La radicalización violenta de la protesta social por los desparecidos de Ayotzinapa, hace que una ciudadanía inconforme, pero usualmente silente y poco participativa, se pregunte qué pasará después de Iguala.

La pregunta resulta obligada porque las escenas de violencia que se reproducen en diversas partes del país, operan como elementos que distraen la atención del público del motivo original de la protesta, con lo que los reclamantes terminan por hacer el juego al gobierno federal priista, confirmando la vieja enseñanza según la cual los extremos se tocan.

La respuesta de lo que no queremos que ocurra está a flor de labio. No queremos ni la consolidación de la dictadura plutocrática de partido de estado que implica el sistema priista, ni la violencia como alternativa de cambio propuesta por la izquierda extrema.

Aspiramos a la consolidación de nuestra frágil democracia sobre la base de la participación ciudadana crítica, tanto en los procesos electorales como en el seguimiento exigente y puntual de las tareas propias de la administración pública en el día a día, que nos permita obtener resultados en los rubros de seguridad pública y combate a la delincuencia, transparencia y rendición de cuentas, así como en el resto de las asignaturas pendientes.

Para contrarrestar al sistema priista que vincula a su partido a los factores reales de poder, a base de obscuros arreglos de toma y daca, las fuerzas cívicas independientes están en posibilidad de arrancar compromisos legítimos a los partidos de oposición para condicionar su apoyo electoral masivo, a la concertación de candidaturas ciudadanas y resultados de gobierno medibles. Al grupo en el poder no le quita el sueño el activismo cívico desvinculado de la participación electoral, porque solo esta última es capaz de dar y quitar el poder en las urnas.

Por otra parte, la alternativa extrema de autoritarismo o anarquía origina entre muchos hombres y mujeres libres de este país, una mezcla de asco y temor que impulsa a la deserción cívica colectiva que opera en favor del sistema priista, porque esta reducida visión indica que los panistas no pudieron y la izquierda resulta impresentable en el marco de la escalada de violencia.

El problema es que el priismo de nuevo cuño se empeña en el ejercicio de una democracia meramente formal, que en la práctica erige al grupo gobernante en administrador de los fondos de ayuda social para efectos de sostener una clientela electoral, planeada y estructurada con el propósito de mantener y acrecentar el poder a nivel de carro completo.

La alternancia de dos gobiernos federales panistas que durante doce años enfrentaron la resistencia al cambio, hoy es utilizada para argumentar que nuestro país no está preparado para la democracia y como consecuencia, la mano dura echa gobierno es un destino ineludible y la pluralidad un ejercicio de simulación y en el mejor de los casos, un espacio de desahogo acotado.
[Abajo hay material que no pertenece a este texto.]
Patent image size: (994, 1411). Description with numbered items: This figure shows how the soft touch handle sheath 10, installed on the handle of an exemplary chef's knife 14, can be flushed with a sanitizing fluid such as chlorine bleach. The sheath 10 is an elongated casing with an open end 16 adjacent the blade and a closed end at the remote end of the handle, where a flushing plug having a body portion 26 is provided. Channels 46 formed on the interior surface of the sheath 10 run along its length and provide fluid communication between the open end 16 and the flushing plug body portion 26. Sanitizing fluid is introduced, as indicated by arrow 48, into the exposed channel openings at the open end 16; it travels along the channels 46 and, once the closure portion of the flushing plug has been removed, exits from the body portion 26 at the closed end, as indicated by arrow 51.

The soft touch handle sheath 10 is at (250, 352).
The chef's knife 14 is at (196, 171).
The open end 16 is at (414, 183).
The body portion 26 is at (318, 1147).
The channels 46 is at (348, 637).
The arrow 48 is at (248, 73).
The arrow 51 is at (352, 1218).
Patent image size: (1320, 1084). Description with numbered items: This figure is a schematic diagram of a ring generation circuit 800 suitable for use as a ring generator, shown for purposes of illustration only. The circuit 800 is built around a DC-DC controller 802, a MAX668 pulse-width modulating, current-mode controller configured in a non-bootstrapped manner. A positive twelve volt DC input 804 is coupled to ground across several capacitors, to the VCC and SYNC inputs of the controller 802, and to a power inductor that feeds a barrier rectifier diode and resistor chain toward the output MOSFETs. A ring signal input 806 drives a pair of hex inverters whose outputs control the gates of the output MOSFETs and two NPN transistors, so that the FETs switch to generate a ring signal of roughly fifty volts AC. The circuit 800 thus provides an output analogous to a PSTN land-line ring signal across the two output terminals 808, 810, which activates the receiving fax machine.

La delincuencia organizada ha funcionado con perversa habilidad como fiel de la balanza, en una arena política en la que el principio según el cual los enemigos de mis enemigos son mis aliados, ha generado oportunidades de alianza y participación en favor de las bandas criminales, que son del todo inadmisibles.

Sin embargo, la tesis del gobierno eficaz en la que se sustentó el regreso del PRI a Los Pinos, ha sido desmentido por el estancamiento económico, la camisa de fuerza fiscal, la corrupción escandalosa, el control de la información y el parteaguas de Iguala.

La violencia estéril que estamos presenciando, nos muestra que el único camino a seguir dentro de la prudencia política y el orden jurídico constitucional para construir un mejor futuro, lo ofrece el difícil sendero de la democracia electoral. En consecuencia, o la ciudadanía en pleno asume la tarea de tomar y sanear los partidos políticos existentes o crea nuevos partidos para substituir a los actuales.